Death toll in Philippines tops 70 after tropical storm landfall
Dangerous conditions such as mudslides and flood waters submerged communities and swept families away from their homes.
A powerful tropical storm hit the Philippines Friday, bringing devastating landslides and flooding that has left at least 98 dead on the islands as of Monday morning.
The storm, named Nalgae, began to trigger heavy rains in the southern Philippines Thursday, according to the state weather service, hitting mainly rural areas on Mindanao island. The next day brought the main impacts, affecting the Philippines' main island of Luzon.
Flood waters submerged homes in Pigcawayan, Philippines, after Tropical Storm Nalgae hit on Friday, Oct. 28. (Photo via Jameel Chio/ESN/AFP)

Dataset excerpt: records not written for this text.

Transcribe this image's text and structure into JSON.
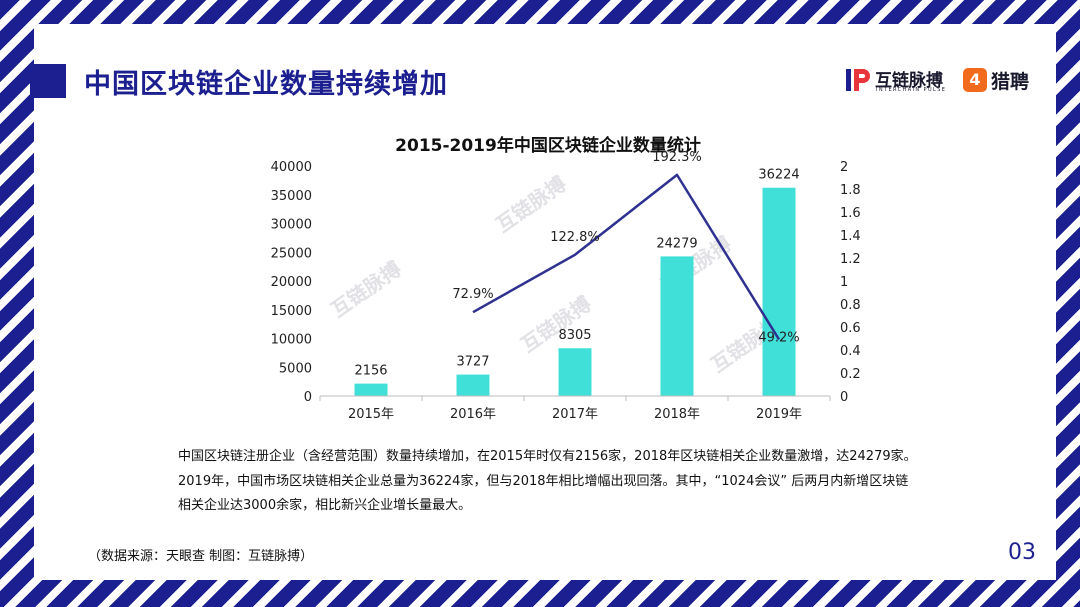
{
  "header": {
    "title": "中国区块链企业数量持续增加"
  },
  "logos": {
    "brand1_name": "互链脉搏",
    "brand1_subtitle": "INTERCHAIN PULSE",
    "brand2_name": "猎聘",
    "brand2_mark": "4"
  },
  "watermark_text": "互链脉搏",
  "chart_data": {
    "type": "bar",
    "title": "2015-2019年中国区块链企业数量统计",
    "categories": [
      "2015年",
      "2016年",
      "2017年",
      "2018年",
      "2019年"
    ],
    "series": [
      {
        "type": "bar",
        "values": [
          2156,
          3727,
          8305,
          24279,
          36224
        ],
        "color": "#40e0d8"
      },
      {
        "type": "line",
        "axis": "right",
        "values": [
          null,
          0.729,
          1.228,
          1.923,
          0.492
        ],
        "labels": [
          "",
          "72.9%",
          "122.8%",
          "192.3%",
          "49.2%"
        ],
        "color": "#2f3190"
      }
    ],
    "y_left": {
      "min": 0,
      "max": 40000,
      "ticks": [
        "0",
        "5000",
        "10000",
        "15000",
        "20000",
        "25000",
        "30000",
        "35000",
        "40000"
      ]
    },
    "y_right": {
      "min": 0,
      "max": 2,
      "ticks": [
        "0",
        "0.2",
        "0.4",
        "0.6",
        "0.8",
        "1",
        "1.2",
        "1.4",
        "1.6",
        "1.8",
        "2"
      ]
    },
    "grid": false,
    "legend": "none"
  },
  "description": {
    "line1": "中国区块链注册企业（含经营范围）数量持续增加，在2015年时仅有2156家，2018年区块链相关企业数量激增，达24279家。",
    "line2": "2019年，中国市场区块链相关企业总量为36224家，但与2018年相比增幅出现回落。其中，“1024会议” 后两月内新增区块链",
    "line3": "相关企业达3000余家，相比新兴企业增长量最大。"
  },
  "footer": {
    "source": "（数据来源：天眼查   制图：互链脉搏）",
    "page_number": "03"
  }
}
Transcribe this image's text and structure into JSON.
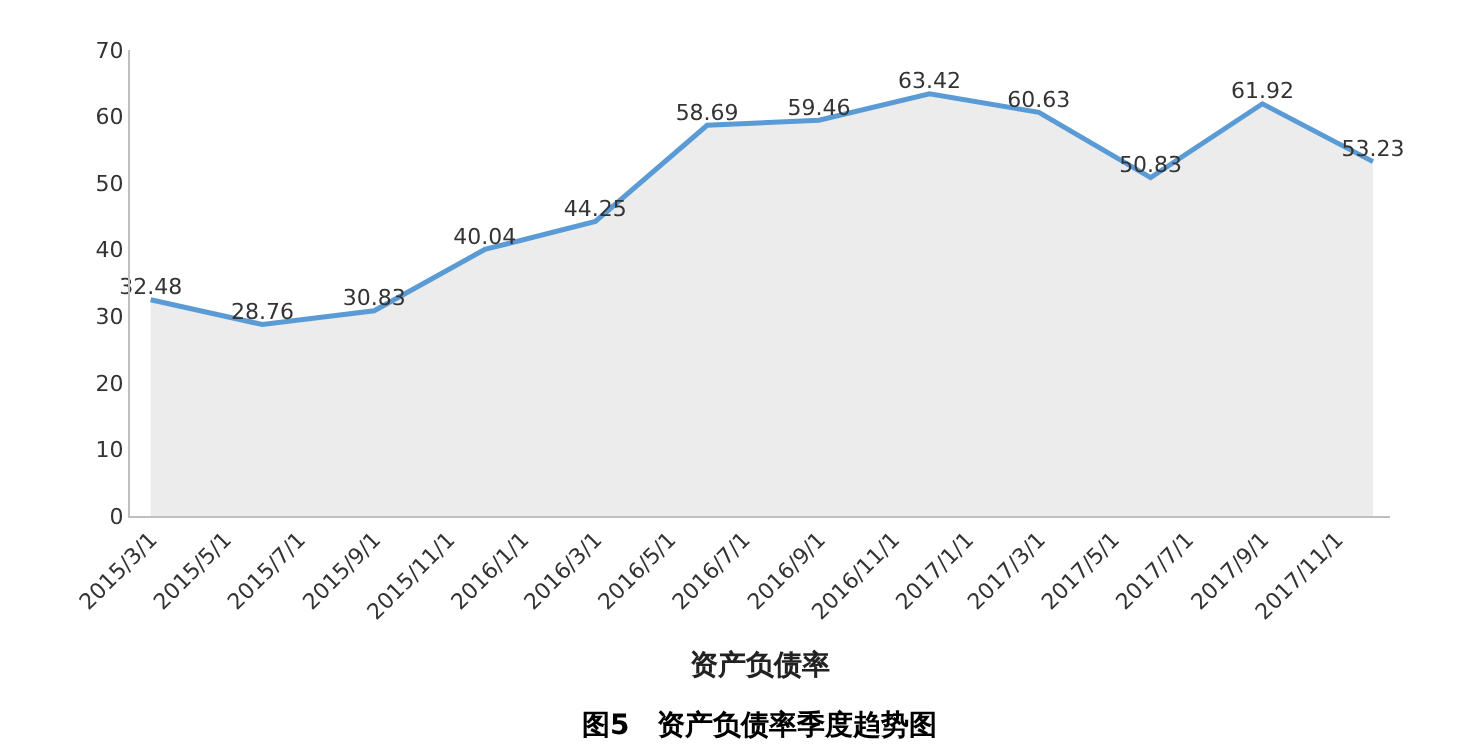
{
  "chart_data": {
    "type": "area",
    "title": "图5　资产负债率季度趋势图",
    "xlabel": "资产负债率",
    "x": [
      "2015-03-01",
      "2015-06-01",
      "2015-09-01",
      "2015-12-01",
      "2016-03-01",
      "2016-06-01",
      "2016-09-01",
      "2016-12-01",
      "2017-03-01",
      "2017-06-01",
      "2017-09-01",
      "2017-12-01"
    ],
    "series": [
      {
        "color": "#5b9bd5",
        "values": [
          32.48,
          28.76,
          30.83,
          40.04,
          44.25,
          58.69,
          59.46,
          63.42,
          60.63,
          50.83,
          61.92,
          53.23
        ]
      }
    ],
    "data_labels": true,
    "marker": "none",
    "line_style": "solid",
    "legend": false,
    "xlim": [
      "2015-02-12",
      "2017-12-15"
    ],
    "xticks": [
      {
        "value": "2015-03-01",
        "label": "2015/3/1"
      },
      {
        "value": "2015-05-01",
        "label": "2015/5/1"
      },
      {
        "value": "2015-07-01",
        "label": "2015/7/1"
      },
      {
        "value": "2015-09-01",
        "label": "2015/9/1"
      },
      {
        "value": "2015-11-01",
        "label": "2015/11/1"
      },
      {
        "value": "2016-01-01",
        "label": "2016/1/1"
      },
      {
        "value": "2016-03-01",
        "label": "2016/3/1"
      },
      {
        "value": "2016-05-01",
        "label": "2016/5/1"
      },
      {
        "value": "2016-07-01",
        "label": "2016/7/1"
      },
      {
        "value": "2016-09-01",
        "label": "2016/9/1"
      },
      {
        "value": "2016-11-01",
        "label": "2016/11/1"
      },
      {
        "value": "2017-01-01",
        "label": "2017/1/1"
      },
      {
        "value": "2017-03-01",
        "label": "2017/3/1"
      },
      {
        "value": "2017-05-01",
        "label": "2017/5/1"
      },
      {
        "value": "2017-07-01",
        "label": "2017/7/1"
      },
      {
        "value": "2017-09-01",
        "label": "2017/9/1"
      },
      {
        "value": "2017-11-01",
        "label": "2017/11/1"
      }
    ],
    "ylim": [
      0,
      70
    ],
    "yticks": [
      0,
      10,
      20,
      30,
      40,
      50,
      60,
      70
    ]
  }
}
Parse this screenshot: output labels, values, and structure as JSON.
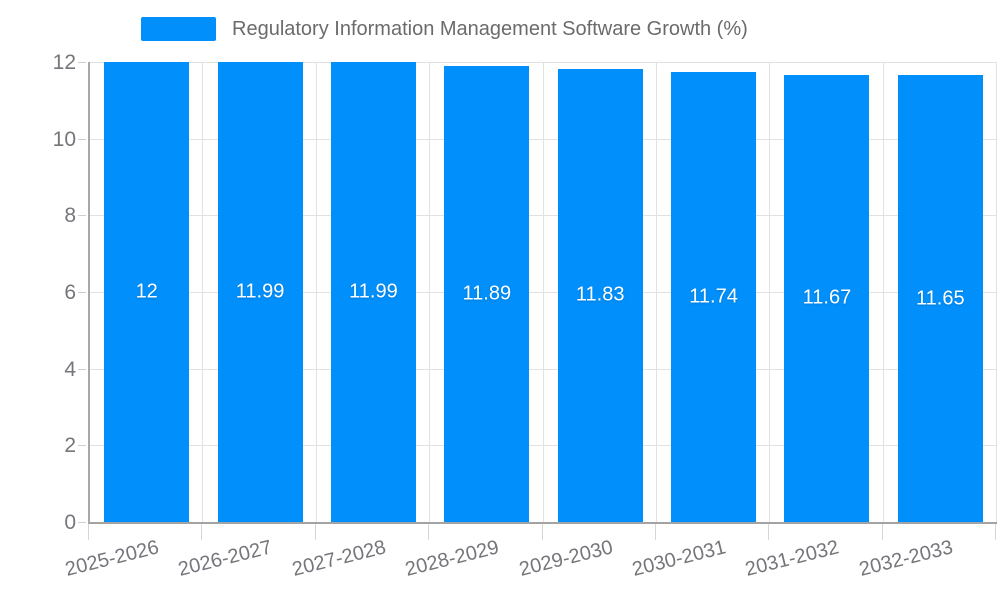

The maximum wind speed when Nalgae hit Luzon was 95 miles per hour before the storm made landfall on Catanduanes island. Landslides and flooding dispersed families from their homes due to fast-moving flood waters that carried along significant amounts of debris.
According to the nation's disaster agency, the death toll as of Monday morning was 96, with at least 63 people still missing. Nearly 50 of the deaths from the storm occurred in the community of Kusiong, which was buried by mudslides.
The Chief Minister of the Bangsamoro region of the Philippines, Ahod Ebrahim, placed the region under a state of calamity on Saturday following massive flooding.
As of Monday morning, local time, Nalgae was over 340 miles west-northwest of the capital city Manila and is moving north-northwestward away from the country.
Streets were submerged by floods caused by Tropical Storm Nalgae in the Philippines on Oct. 28. (Photo via AFP)
The Philippines coast guard suspended ferry service throughout most of the islands.
The Philippines is no stranger to deadly storms, as the islands are hit by an average of 20 major storms each year that lead to perpetual poverty for many.